ACS Central Science

Unbiasing Retrosynthesis Language Models with Disconnection Prompts

Download paper


Data-driven approaches to retrosynthesis have thus far been limited in user interaction, in the diversity of their predictions, and in the recommendation of unintuitive disconnection strategies. Herein, we extend the notions of prompt- based inference in natural language processing to the task of chemical language modelling. We show that by using a prompt describing the disconnection site in a molecule, we are able to steer the model to propose a wider sets of precursors, overcoming training data biases in retrosynthetic recommendations and achieving a 39 % performance improvement over the baseline.

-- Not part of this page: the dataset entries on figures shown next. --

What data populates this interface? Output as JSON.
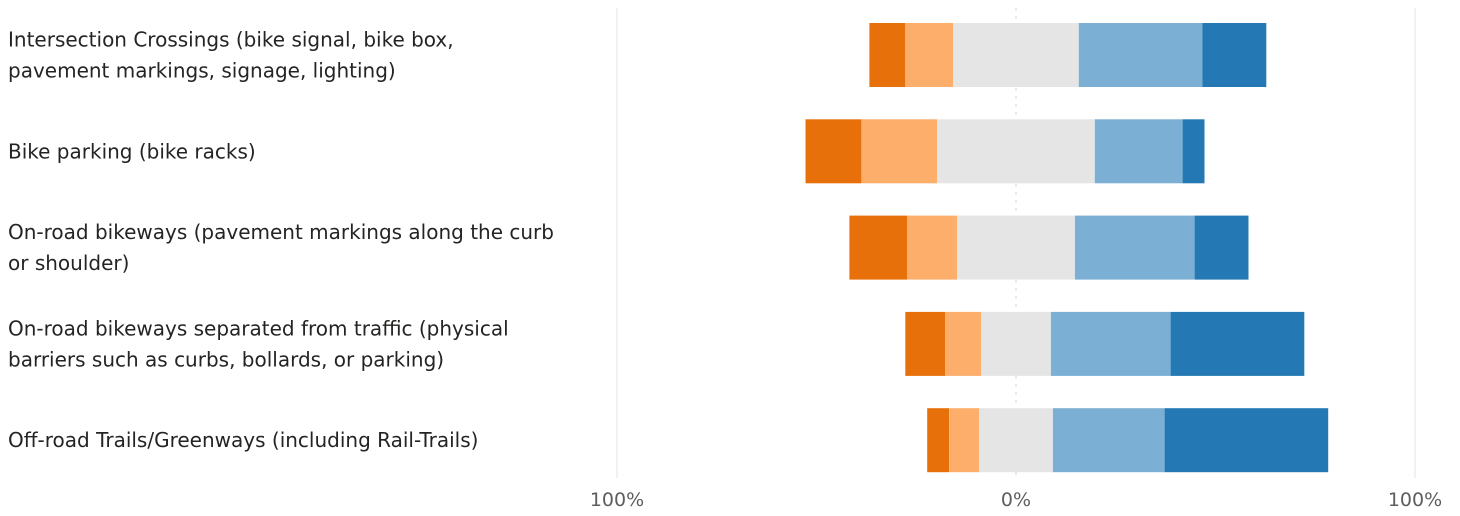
{
  "chart_data": {
    "type": "bar",
    "orientation": "horizontal",
    "stacking": "diverging",
    "grid": true,
    "legend": "none",
    "categories": [
      [
        "Intersection Crossings (bike signal, bike box,",
        "pavement markings, signage, lighting)"
      ],
      [
        "Bike parking (bike racks)"
      ],
      [
        "On-road bikeways (pavement markings along the curb",
        "or shoulder)"
      ],
      [
        "On-road bikeways separated from traffic (physical",
        "barriers such as curbs, bollards, or parking)"
      ],
      [
        "Off-road Trails/Greenways (including Rail-Trails)"
      ]
    ],
    "series": [
      {
        "color": "#e8700a",
        "values": [
          9,
          14,
          14.5,
          10,
          5.5
        ],
        "side": "negative"
      },
      {
        "color": "#fdae6b",
        "values": [
          12,
          19,
          12.5,
          9,
          7.5
        ],
        "side": "negative"
      },
      {
        "color": "#e5e5e5",
        "values": [
          31.5,
          39.5,
          29.5,
          17.5,
          18.5
        ],
        "side": "neutral"
      },
      {
        "color": "#7bafd4",
        "values": [
          31,
          22,
          30,
          30,
          28
        ],
        "side": "positive"
      },
      {
        "color": "#2479b4",
        "values": [
          16,
          5.5,
          13.5,
          33.5,
          41
        ],
        "side": "positive"
      }
    ],
    "x_ticks": [
      "100%",
      "0%",
      "100%"
    ],
    "xlim": [
      -100,
      100
    ]
  }
}
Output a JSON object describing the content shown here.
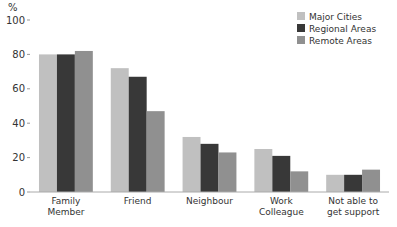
{
  "chart_data": {
    "type": "bar",
    "y_label": "%",
    "categories": [
      "Family\nMember",
      "Friend",
      "Neighbour",
      "Work\nColleague",
      "Not able to\nget support"
    ],
    "series": [
      {
        "name": "Major Cities",
        "color": "#c0c0c0",
        "values": [
          80,
          72,
          32,
          25,
          10
        ]
      },
      {
        "name": "Regional Areas",
        "color": "#383838",
        "values": [
          80,
          67,
          28,
          21,
          10
        ]
      },
      {
        "name": "Remote Areas",
        "color": "#909090",
        "values": [
          82,
          47,
          23,
          12,
          13
        ]
      }
    ],
    "ylim": [
      0,
      100
    ],
    "yticks": [
      0,
      20,
      40,
      60,
      80,
      100
    ],
    "legend": "upper right"
  }
}
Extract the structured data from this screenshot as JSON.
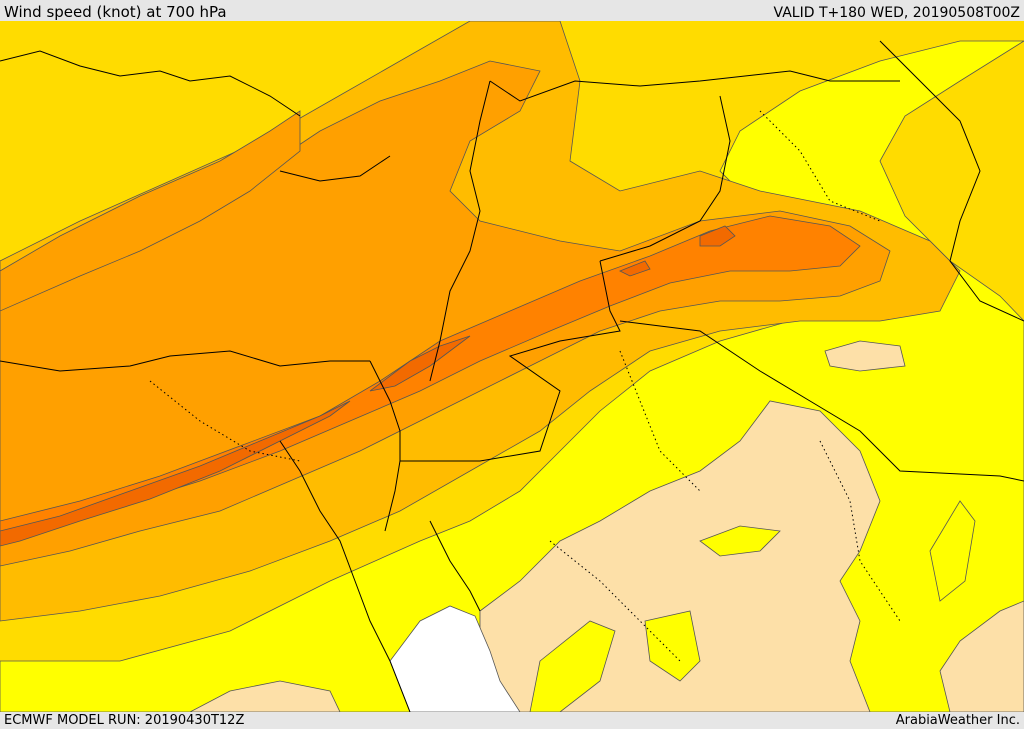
{
  "header": {
    "title": "Wind speed (knot) at 700 hPa",
    "valid": "VALID T+180 WED, 20190508T00Z"
  },
  "footer": {
    "model_run": "ECMWF MODEL RUN: 20190430T12Z",
    "credit": "ArabiaWeather Inc."
  },
  "map": {
    "colors": {
      "sea_no_data": "#ffffff",
      "band_lightest": "#fde0a8",
      "band_yellow": "#ffff00",
      "band_gold": "#ffdc00",
      "band_amber": "#ffbc00",
      "band_orange": "#ffa000",
      "band_dark_orange": "#ff8200",
      "band_darkest": "#f26a00",
      "contour_line": "#555555",
      "border_line": "#000000"
    }
  }
}
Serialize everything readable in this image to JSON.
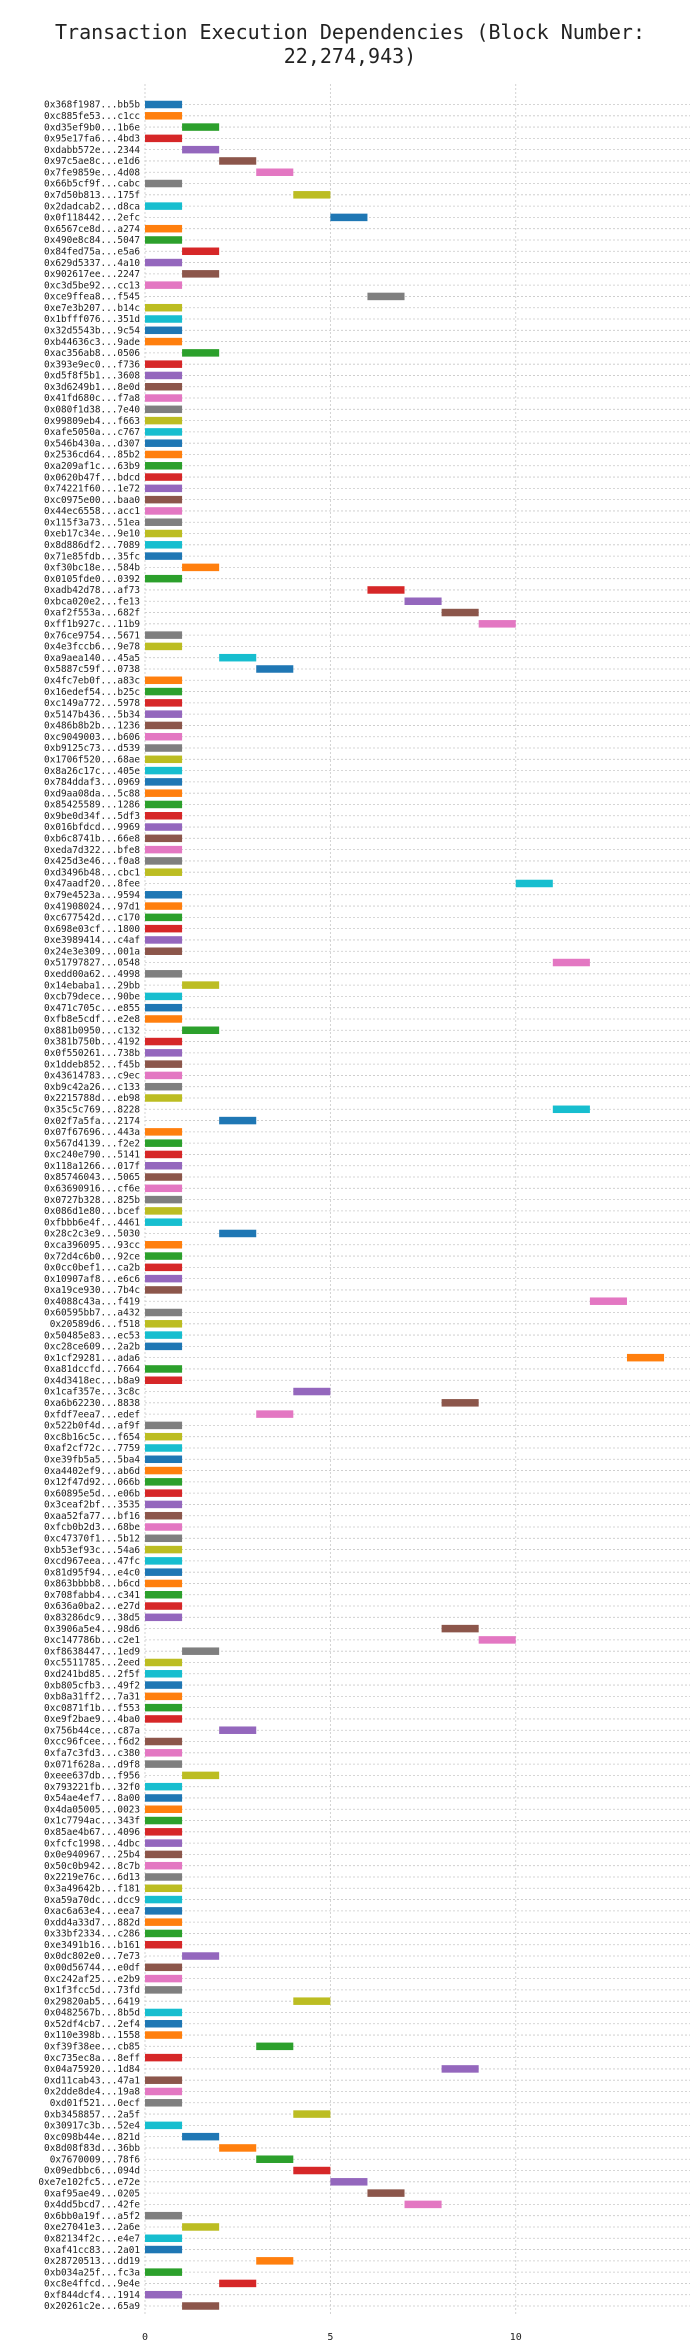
{
  "chart_data": {
    "type": "bar",
    "orientation": "horizontal",
    "title": "Transaction Execution Dependencies (Block Number: 22,274,943)",
    "xlabel": "",
    "ylabel": "",
    "xlim": [
      0,
      14.7
    ],
    "xticks": [
      0,
      5,
      10
    ],
    "grid": "dotted",
    "colors": [
      "#1f77b4",
      "#ff7f0e",
      "#2ca02c",
      "#d62728",
      "#9467bd",
      "#8c564b",
      "#e377c2",
      "#7f7f7f",
      "#bcbd22",
      "#17becf"
    ],
    "categories": [
      "0x368f1987...bb5b",
      "0xc885fe53...c1cc",
      "0xd35ef9b0...1b6e",
      "0x95e17fa6...4bd3",
      "0xdabb572e...2344",
      "0x97c5ae8c...e1d6",
      "0x7fe9859e...4d08",
      "0x66b5cf9f...cabc",
      "0x7d50b813...175f",
      "0x2dadcab2...d8ca",
      "0x0f118442...2efc",
      "0x6567ce8d...a274",
      "0x490e8c84...5047",
      "0x84fed75a...e5a6",
      "0x629d5337...4a10",
      "0x902617ee...2247",
      "0xc3d5be92...cc13",
      "0xce9ffea8...f545",
      "0xe7e3b207...b14c",
      "0x1bfff076...351d",
      "0x32d5543b...9c54",
      "0xb44636c3...9ade",
      "0xac356ab8...0506",
      "0x393e9ec0...f736",
      "0xd5f8f5b1...3608",
      "0x3d6249b1...8e0d",
      "0x41fd680c...f7a8",
      "0x080f1d38...7e40",
      "0x99809eb4...f663",
      "0xafe5050a...c767",
      "0x546b430a...d307",
      "0x2536cd64...85b2",
      "0xa209af1c...63b9",
      "0x0620b47f...bdcd",
      "0x74221f60...1e72",
      "0xc0975e00...baa0",
      "0x44ec6558...acc1",
      "0x115f3a73...51ea",
      "0xeb17c34e...9e10",
      "0x8d886df2...7089",
      "0x71e85fdb...35fc",
      "0xf30bc18e...584b",
      "0x0105fde0...0392",
      "0xadb42d78...af73",
      "0xbca020e2...fe13",
      "0xaf2f553a...682f",
      "0xff1b927c...11b9",
      "0x76ce9754...5671",
      "0x4e3fccb6...9e78",
      "0xa9aea140...45a5",
      "0x5887c59f...0738",
      "0x4fc7eb0f...a83c",
      "0x16edef54...b25c",
      "0xc149a772...5978",
      "0x5147b436...5b34",
      "0x486b8b2b...1236",
      "0xc9049003...b606",
      "0xb9125c73...d539",
      "0x1706f520...68ae",
      "0x8a26c17c...405e",
      "0x784ddaf3...0969",
      "0xd9aa08da...5c88",
      "0x85425589...1286",
      "0x9be0d34f...5df3",
      "0x016bfdcd...9969",
      "0xb6c8741b...66e8",
      "0xeda7d322...bfe8",
      "0x425d3e46...f0a8",
      "0xd3496b48...cbc1",
      "0x47aadf20...8fee",
      "0x79e4523a...9594",
      "0x41908024...97d1",
      "0xc677542d...c170",
      "0x698e03cf...1800",
      "0xe3989414...c4af",
      "0x24e3e309...001a",
      "0x51797827...0548",
      "0xedd00a62...4998",
      "0x14ebaba1...29bb",
      "0xcb79dece...90be",
      "0x471c705c...e855",
      "0xfb8e5cdf...e2e8",
      "0x881b0950...c132",
      "0x381b750b...4192",
      "0x0f550261...738b",
      "0x1ddeb852...f45b",
      "0x43614783...c9ec",
      "0xb9c42a26...c133",
      "0x2215788d...eb98",
      "0x35c5c769...8228",
      "0x02f7a5fa...2174",
      "0x07f67696...443a",
      "0x567d4139...f2e2",
      "0xc240e790...5141",
      "0x118a1266...017f",
      "0x85746043...5065",
      "0x63690916...cf6e",
      "0x0727b328...825b",
      "0x086d1e80...bcef",
      "0xfbbb6e4f...4461",
      "0x28c2c3e9...5030",
      "0xca396095...93cc",
      "0x72d4c6b0...92ce",
      "0x0cc0bef1...ca2b",
      "0x10907af8...e6c6",
      "0xa19ce930...7b4c",
      "0x4088c43a...f419",
      "0x60595bb7...a432",
      "0x20589d6...f518",
      "0x50485e83...ec53",
      "0xc28ce609...2a2b",
      "0x1cf29281...ada6",
      "0xa81dccfd...7664",
      "0x4d3418ec...b8a9",
      "0x1caf357e...3c8c",
      "0xa6b62230...8838",
      "0xfdf7eea7...edef",
      "0x522b0f4d...af9f",
      "0xc8b16c5c...f654",
      "0xaf2cf72c...7759",
      "0xe39fb5a5...5ba4",
      "0xa4402ef9...ab6d",
      "0x12f47d92...066b",
      "0x60895e5d...e06b",
      "0x3ceaf2bf...3535",
      "0xaa52fa77...bf16",
      "0xfcb0b2d3...68be",
      "0xc47370f1...5b12",
      "0xb53ef93c...54a6",
      "0xcd967eea...47fc",
      "0x81d95f94...e4c0",
      "0x863bbbb8...b6cd",
      "0x708fabb4...c341",
      "0x636a0ba2...e27d",
      "0x83286dc9...38d5",
      "0x3906a5e4...98d6",
      "0xc147786b...c2e1",
      "0xf8638447...1ed9",
      "0xc5511785...2eed",
      "0xd241bd85...2f5f",
      "0xb805cfb3...49f2",
      "0xb8a31ff2...7a31",
      "0xc0871f1b...f553",
      "0xe9f2bae9...4ba0",
      "0x756b44ce...c87a",
      "0xcc96fcee...f6d2",
      "0xfa7c3fd3...c380",
      "0x071f628a...d9f8",
      "0xeee637db...f956",
      "0x793221fb...32f0",
      "0x54ae4ef7...8a00",
      "0x4da05005...0023",
      "0x1c7794ac...343f",
      "0x85ae4b67...4096",
      "0xfcfc1998...4dbc",
      "0x0e940967...25b4",
      "0x50c0b942...8c7b",
      "0x2219e76c...6d13",
      "0x3a49642b...f181",
      "0xa59a70dc...dcc9",
      "0xac6a63e4...eea7",
      "0xdd4a33d7...882d",
      "0x33bf2334...c286",
      "0xe3491b16...b161",
      "0x0dc802e0...7e73",
      "0x00d56744...e0df",
      "0xc242af25...e2b9",
      "0x1f3fcc5d...73fd",
      "0x29820ab5...6419",
      "0x0482567b...8b5d",
      "0x52df4cb7...2ef4",
      "0x110e398b...1558",
      "0xf39f38ee...cb85",
      "0xc735ec8a...8eff",
      "0x04a75920...1d84",
      "0xd11cab43...47a1",
      "0x2dde8de4...19a8",
      "0xd01f521...0ecf",
      "0xb3458857...2a5f",
      "0x30917c3b...52e4",
      "0xc098b44e...821d",
      "0x8d08f83d...36bb",
      "0x7670009...78f6",
      "0x09edbbc6...094d",
      "0xe7e102fc5...e72e",
      "0xaf95ae49...0205",
      "0x4dd5bcd7...42fe",
      "0x6bb0a19f...a5f2",
      "0xe27041e3...2a6e",
      "0x82134f2c...e4e7",
      "0xaf41cc83...2a01",
      "0x28720513...dd19",
      "0xb034a25f...fc3a",
      "0xc8e4ffcd...9e4e",
      "0xf844dcf4...1914",
      "0x20261c2e...65a9"
    ],
    "bars": [
      [
        0,
        1,
        0
      ],
      [
        0,
        1,
        1
      ],
      [
        1,
        2,
        2
      ],
      [
        0,
        1,
        3
      ],
      [
        1,
        2,
        4
      ],
      [
        2,
        3,
        5
      ],
      [
        3,
        4,
        6
      ],
      [
        0,
        1,
        7
      ],
      [
        4,
        5,
        8
      ],
      [
        0,
        1,
        9
      ],
      [
        5,
        6,
        0
      ],
      [
        0,
        1,
        1
      ],
      [
        0,
        1,
        2
      ],
      [
        1,
        2,
        3
      ],
      [
        0,
        1,
        4
      ],
      [
        1,
        2,
        5
      ],
      [
        0,
        1,
        6
      ],
      [
        6,
        7,
        7
      ],
      [
        0,
        1,
        8
      ],
      [
        0,
        1,
        9
      ],
      [
        0,
        1,
        0
      ],
      [
        0,
        1,
        1
      ],
      [
        1,
        2,
        2
      ],
      [
        0,
        1,
        3
      ],
      [
        0,
        1,
        4
      ],
      [
        0,
        1,
        5
      ],
      [
        0,
        1,
        6
      ],
      [
        0,
        1,
        7
      ],
      [
        0,
        1,
        8
      ],
      [
        0,
        1,
        9
      ],
      [
        0,
        1,
        0
      ],
      [
        0,
        1,
        1
      ],
      [
        0,
        1,
        2
      ],
      [
        0,
        1,
        3
      ],
      [
        0,
        1,
        4
      ],
      [
        0,
        1,
        5
      ],
      [
        0,
        1,
        6
      ],
      [
        0,
        1,
        7
      ],
      [
        0,
        1,
        8
      ],
      [
        0,
        1,
        9
      ],
      [
        0,
        1,
        0
      ],
      [
        1,
        2,
        1
      ],
      [
        0,
        1,
        2
      ],
      [
        6,
        7,
        3
      ],
      [
        7,
        8,
        4
      ],
      [
        8,
        9,
        5
      ],
      [
        9,
        10,
        6
      ],
      [
        0,
        1,
        7
      ],
      [
        0,
        1,
        8
      ],
      [
        2,
        3,
        9
      ],
      [
        3,
        4,
        0
      ],
      [
        0,
        1,
        1
      ],
      [
        0,
        1,
        2
      ],
      [
        0,
        1,
        3
      ],
      [
        0,
        1,
        4
      ],
      [
        0,
        1,
        5
      ],
      [
        0,
        1,
        6
      ],
      [
        0,
        1,
        7
      ],
      [
        0,
        1,
        8
      ],
      [
        0,
        1,
        9
      ],
      [
        0,
        1,
        0
      ],
      [
        0,
        1,
        1
      ],
      [
        0,
        1,
        2
      ],
      [
        0,
        1,
        3
      ],
      [
        0,
        1,
        4
      ],
      [
        0,
        1,
        5
      ],
      [
        0,
        1,
        6
      ],
      [
        0,
        1,
        7
      ],
      [
        0,
        1,
        8
      ],
      [
        10,
        11,
        9
      ],
      [
        0,
        1,
        0
      ],
      [
        0,
        1,
        1
      ],
      [
        0,
        1,
        2
      ],
      [
        0,
        1,
        3
      ],
      [
        0,
        1,
        4
      ],
      [
        0,
        1,
        5
      ],
      [
        11,
        12,
        6
      ],
      [
        0,
        1,
        7
      ],
      [
        1,
        2,
        8
      ],
      [
        0,
        1,
        9
      ],
      [
        0,
        1,
        0
      ],
      [
        0,
        1,
        1
      ],
      [
        1,
        2,
        2
      ],
      [
        0,
        1,
        3
      ],
      [
        0,
        1,
        4
      ],
      [
        0,
        1,
        5
      ],
      [
        0,
        1,
        6
      ],
      [
        0,
        1,
        7
      ],
      [
        0,
        1,
        8
      ],
      [
        11,
        12,
        9
      ],
      [
        2,
        3,
        0
      ],
      [
        0,
        1,
        1
      ],
      [
        0,
        1,
        2
      ],
      [
        0,
        1,
        3
      ],
      [
        0,
        1,
        4
      ],
      [
        0,
        1,
        5
      ],
      [
        0,
        1,
        6
      ],
      [
        0,
        1,
        7
      ],
      [
        0,
        1,
        8
      ],
      [
        0,
        1,
        9
      ],
      [
        2,
        3,
        0
      ],
      [
        0,
        1,
        1
      ],
      [
        0,
        1,
        2
      ],
      [
        0,
        1,
        3
      ],
      [
        0,
        1,
        4
      ],
      [
        0,
        1,
        5
      ],
      [
        12,
        13,
        6
      ],
      [
        0,
        1,
        7
      ],
      [
        0,
        1,
        8
      ],
      [
        0,
        1,
        9
      ],
      [
        0,
        1,
        0
      ],
      [
        13,
        14,
        1
      ],
      [
        0,
        1,
        2
      ],
      [
        0,
        1,
        3
      ],
      [
        4,
        5,
        4
      ],
      [
        8,
        9,
        5
      ],
      [
        3,
        4,
        6
      ],
      [
        0,
        1,
        7
      ],
      [
        0,
        1,
        8
      ],
      [
        0,
        1,
        9
      ],
      [
        0,
        1,
        0
      ],
      [
        0,
        1,
        1
      ],
      [
        0,
        1,
        2
      ],
      [
        0,
        1,
        3
      ],
      [
        0,
        1,
        4
      ],
      [
        0,
        1,
        5
      ],
      [
        0,
        1,
        6
      ],
      [
        0,
        1,
        7
      ],
      [
        0,
        1,
        8
      ],
      [
        0,
        1,
        9
      ],
      [
        0,
        1,
        0
      ],
      [
        0,
        1,
        1
      ],
      [
        0,
        1,
        2
      ],
      [
        0,
        1,
        3
      ],
      [
        0,
        1,
        4
      ],
      [
        8,
        9,
        5
      ],
      [
        9,
        10,
        6
      ],
      [
        1,
        2,
        7
      ],
      [
        0,
        1,
        8
      ],
      [
        0,
        1,
        9
      ],
      [
        0,
        1,
        0
      ],
      [
        0,
        1,
        1
      ],
      [
        0,
        1,
        2
      ],
      [
        0,
        1,
        3
      ],
      [
        2,
        3,
        4
      ],
      [
        0,
        1,
        5
      ],
      [
        0,
        1,
        6
      ],
      [
        0,
        1,
        7
      ],
      [
        1,
        2,
        8
      ],
      [
        0,
        1,
        9
      ],
      [
        0,
        1,
        0
      ],
      [
        0,
        1,
        1
      ],
      [
        0,
        1,
        2
      ],
      [
        0,
        1,
        3
      ],
      [
        0,
        1,
        4
      ],
      [
        0,
        1,
        5
      ],
      [
        0,
        1,
        6
      ],
      [
        0,
        1,
        7
      ],
      [
        0,
        1,
        8
      ],
      [
        0,
        1,
        9
      ],
      [
        0,
        1,
        0
      ],
      [
        0,
        1,
        1
      ],
      [
        0,
        1,
        2
      ],
      [
        0,
        1,
        3
      ],
      [
        1,
        2,
        4
      ],
      [
        0,
        1,
        5
      ],
      [
        0,
        1,
        6
      ],
      [
        0,
        1,
        7
      ],
      [
        4,
        5,
        8
      ],
      [
        0,
        1,
        9
      ],
      [
        0,
        1,
        0
      ],
      [
        0,
        1,
        1
      ],
      [
        3,
        4,
        2
      ],
      [
        0,
        1,
        3
      ],
      [
        8,
        9,
        4
      ],
      [
        0,
        1,
        5
      ],
      [
        0,
        1,
        6
      ],
      [
        0,
        1,
        7
      ],
      [
        4,
        5,
        8
      ],
      [
        0,
        1,
        9
      ],
      [
        1,
        2,
        0
      ],
      [
        2,
        3,
        1
      ],
      [
        3,
        4,
        2
      ],
      [
        4,
        5,
        3
      ],
      [
        5,
        6,
        4
      ],
      [
        6,
        7,
        5
      ],
      [
        7,
        8,
        6
      ],
      [
        0,
        1,
        7
      ],
      [
        1,
        2,
        8
      ],
      [
        0,
        1,
        9
      ],
      [
        0,
        1,
        0
      ],
      [
        3,
        4,
        1
      ],
      [
        0,
        1,
        2
      ],
      [
        2,
        3,
        3
      ],
      [
        0,
        1,
        4
      ],
      [
        1,
        2,
        5
      ]
    ]
  }
}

For the first time, the use of a disconnection prompt empowers chemists by giving them back greater control over the disconnection predictions, resulting in more diverse and creative recommendations. In addition, in lieu of a human-in-the-loop strategy, we propose a schema for automatic identification of disconnection sites, followed by prediction of reactant sets, achieving a 100 % improvement in class diversity as compared to the baseline. The approach is effective in mitigating prediction biases deriving from training data. In turn this provides a larger variety of usable building blocks, which improves the end-user digital experience. We demonstrate its application to different chemistry domains, from traditional to enzymatic reactions, in which substrate specificity is key.